July 6, 2010 1 Comment
Contador is the New Armstrong
Whew. We finally got that settled.
The 15th Stage of the Tour de France is in the books, and there should be no lingering doubts that Alberto Contador is the leader of the race, the Astana team and the man with the best chance of winning this tour.
On Tuesday, Lance Armstrong will become Contador’s domestique (and he owes Andreas Kloden a big favor, too). After watching him Sunday, it should be clear to everyone, including Armstrong himself, that barring injury or mishap, he will not be in the yellow jersey next Sunday. And he’s got a real battle on his hands to even be on the podium.
That is not to say his feat in this year’s race is not remarkable. He is second in this tour after a four-year absence from professional cycling. But he is not the best man in this race. Or the second or third, either.
Armstrong performed admirably on a difficult stage that ended with a first-category climb that seemed to get steeper as it moved into the clouds, ending with a precipitous right turn just before hitting the finish that left everybody except Contador gasping as they crossed the line.
Versus commentators Phil Liggett and Paul Sherwen, mindful of the great story it would be if Armstrong won, kept reminding us that Armstrong looked strong until it became painfully obvious to everyone that he was struggling to keep up with the contenders, and it was hardly surprising when Bradley Wiggins, Frank Schleck, Vincenzo Nibali, Carlos Sastre and Cadel Evans all raced away from him near the end. Had not teammate Andreas Kloden been there to pace him to the top, more riders would have probably passed him, too. (We watched the last climb a second time, and it was even more palpably obvious that Armstrong was at his physical limit.)

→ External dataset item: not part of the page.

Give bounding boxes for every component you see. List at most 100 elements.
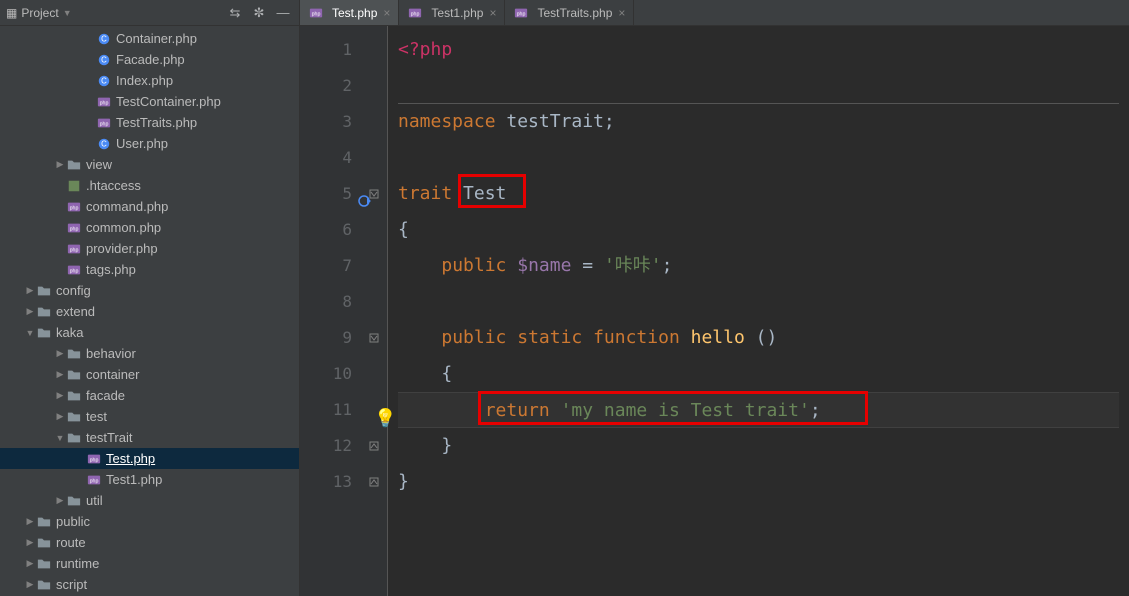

Hopefully we can get on with the real race. The much-hyped Armstrong/Contador rivalry, when you think about it, was kind of ridiculous from the get-go. Beyond the fact that he had won seven tours and dominated the race in years gone by, there was no reason to believe that Armstrong, 37, could ride the high Alps with Contador, 26, who won the Tour two years ago and has been riding competitively during the entire period that Armstrong was out of racing. There were suggestions that he would psyche out Contador like he did Jan Ullrich in his salad days, but that was pure sportswriters’ imagination to whip up interest in this year’s race. Nobody is getting inside Contador’s head this time around.

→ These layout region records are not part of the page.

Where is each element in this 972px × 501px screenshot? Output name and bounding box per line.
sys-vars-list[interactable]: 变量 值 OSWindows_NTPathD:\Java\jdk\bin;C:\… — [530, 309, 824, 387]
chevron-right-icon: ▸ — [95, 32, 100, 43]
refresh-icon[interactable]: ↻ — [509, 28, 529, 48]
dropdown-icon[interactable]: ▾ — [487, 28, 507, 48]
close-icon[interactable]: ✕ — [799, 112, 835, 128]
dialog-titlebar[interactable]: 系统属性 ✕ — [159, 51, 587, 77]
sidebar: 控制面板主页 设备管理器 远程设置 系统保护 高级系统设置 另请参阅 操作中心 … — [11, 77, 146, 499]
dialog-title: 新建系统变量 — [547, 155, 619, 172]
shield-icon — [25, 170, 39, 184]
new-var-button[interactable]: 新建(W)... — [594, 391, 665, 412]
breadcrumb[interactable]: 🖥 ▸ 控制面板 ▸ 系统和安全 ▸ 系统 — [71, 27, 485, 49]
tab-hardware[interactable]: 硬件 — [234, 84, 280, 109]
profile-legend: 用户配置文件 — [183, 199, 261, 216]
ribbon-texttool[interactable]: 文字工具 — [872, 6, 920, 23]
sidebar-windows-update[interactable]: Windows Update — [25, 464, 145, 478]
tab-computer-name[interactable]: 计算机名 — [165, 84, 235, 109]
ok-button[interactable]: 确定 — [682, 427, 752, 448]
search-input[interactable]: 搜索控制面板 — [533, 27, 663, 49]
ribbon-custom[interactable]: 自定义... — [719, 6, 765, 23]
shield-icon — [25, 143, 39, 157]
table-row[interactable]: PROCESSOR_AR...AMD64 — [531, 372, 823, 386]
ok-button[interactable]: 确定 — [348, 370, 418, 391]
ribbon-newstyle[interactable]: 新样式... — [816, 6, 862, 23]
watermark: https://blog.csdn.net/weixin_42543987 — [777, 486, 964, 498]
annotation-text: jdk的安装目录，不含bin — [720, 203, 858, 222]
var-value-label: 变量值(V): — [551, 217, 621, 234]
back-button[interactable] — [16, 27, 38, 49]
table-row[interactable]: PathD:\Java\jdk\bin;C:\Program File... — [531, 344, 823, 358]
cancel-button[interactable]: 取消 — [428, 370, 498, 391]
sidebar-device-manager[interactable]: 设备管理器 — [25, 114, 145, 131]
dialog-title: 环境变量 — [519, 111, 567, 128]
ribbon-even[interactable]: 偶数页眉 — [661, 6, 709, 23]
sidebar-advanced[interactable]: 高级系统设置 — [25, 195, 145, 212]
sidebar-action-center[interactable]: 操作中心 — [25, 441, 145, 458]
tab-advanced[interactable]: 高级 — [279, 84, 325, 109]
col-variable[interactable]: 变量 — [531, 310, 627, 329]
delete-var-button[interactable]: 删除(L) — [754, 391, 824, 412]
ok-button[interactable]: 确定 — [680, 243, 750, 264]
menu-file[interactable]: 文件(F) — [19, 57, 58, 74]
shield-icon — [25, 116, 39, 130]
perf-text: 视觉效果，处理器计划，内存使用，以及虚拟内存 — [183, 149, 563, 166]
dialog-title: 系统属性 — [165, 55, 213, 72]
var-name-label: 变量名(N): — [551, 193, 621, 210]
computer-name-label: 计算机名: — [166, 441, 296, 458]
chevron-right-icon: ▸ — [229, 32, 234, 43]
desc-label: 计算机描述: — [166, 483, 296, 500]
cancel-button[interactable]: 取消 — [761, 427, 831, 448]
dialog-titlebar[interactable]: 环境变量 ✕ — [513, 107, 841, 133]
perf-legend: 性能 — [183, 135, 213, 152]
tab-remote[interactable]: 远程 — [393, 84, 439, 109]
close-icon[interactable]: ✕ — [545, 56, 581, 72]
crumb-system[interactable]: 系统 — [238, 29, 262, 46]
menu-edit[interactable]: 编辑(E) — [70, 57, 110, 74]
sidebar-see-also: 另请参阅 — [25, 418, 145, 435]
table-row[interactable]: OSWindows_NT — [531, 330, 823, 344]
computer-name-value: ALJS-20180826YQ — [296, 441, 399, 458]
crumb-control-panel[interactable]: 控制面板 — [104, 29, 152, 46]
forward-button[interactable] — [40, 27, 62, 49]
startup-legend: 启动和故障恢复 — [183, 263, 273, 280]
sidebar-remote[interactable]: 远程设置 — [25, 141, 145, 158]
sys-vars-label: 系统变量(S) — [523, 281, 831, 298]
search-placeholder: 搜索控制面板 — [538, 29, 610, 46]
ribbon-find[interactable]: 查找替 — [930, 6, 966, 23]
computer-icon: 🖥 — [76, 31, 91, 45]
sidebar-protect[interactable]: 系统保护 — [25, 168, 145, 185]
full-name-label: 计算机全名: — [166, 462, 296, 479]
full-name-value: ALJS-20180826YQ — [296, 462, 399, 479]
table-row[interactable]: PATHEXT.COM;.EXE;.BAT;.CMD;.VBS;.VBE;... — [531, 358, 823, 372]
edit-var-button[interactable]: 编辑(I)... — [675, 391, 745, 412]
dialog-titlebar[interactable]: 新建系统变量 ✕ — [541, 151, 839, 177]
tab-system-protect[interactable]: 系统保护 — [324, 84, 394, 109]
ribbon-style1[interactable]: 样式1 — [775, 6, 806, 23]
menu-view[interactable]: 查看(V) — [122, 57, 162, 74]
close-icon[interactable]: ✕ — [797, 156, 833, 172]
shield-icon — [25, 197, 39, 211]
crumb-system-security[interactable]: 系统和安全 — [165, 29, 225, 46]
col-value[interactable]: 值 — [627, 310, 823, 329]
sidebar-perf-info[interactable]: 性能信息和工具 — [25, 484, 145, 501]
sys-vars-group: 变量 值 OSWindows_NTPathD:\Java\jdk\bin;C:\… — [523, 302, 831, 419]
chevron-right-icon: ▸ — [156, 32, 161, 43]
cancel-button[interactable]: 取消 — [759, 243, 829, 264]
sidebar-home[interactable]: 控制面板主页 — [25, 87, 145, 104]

Anybody who has seen Contador knows he’s the best climber in the world; two years ago this week he danced around his rivals at the Tour at the tops of the Alps like they weren’t really there. He did the same thing last week on the ride into Andorra, which should have been warning enough but was cast by observers as some kind of rash move on Contador’s part that hurt the team dynamic.
To this observer Contador was merely biding his time pedaling with the pack before he took off and left everybody in his wake. And let’s not forget that both attacks were pure cycling poetry in the classic Armstrong sense – he waited with the leaders until the exact moment that he knew nobody could catch him and took off like a locomotive.
There is still about a week’s worth of racing left, so a lot can happen. But with the Armstrong/Contador issue finally behind us, the commentators and the rest of us can begin to concentrate on the real contenders as they battle for the jersey in a wild finishing week.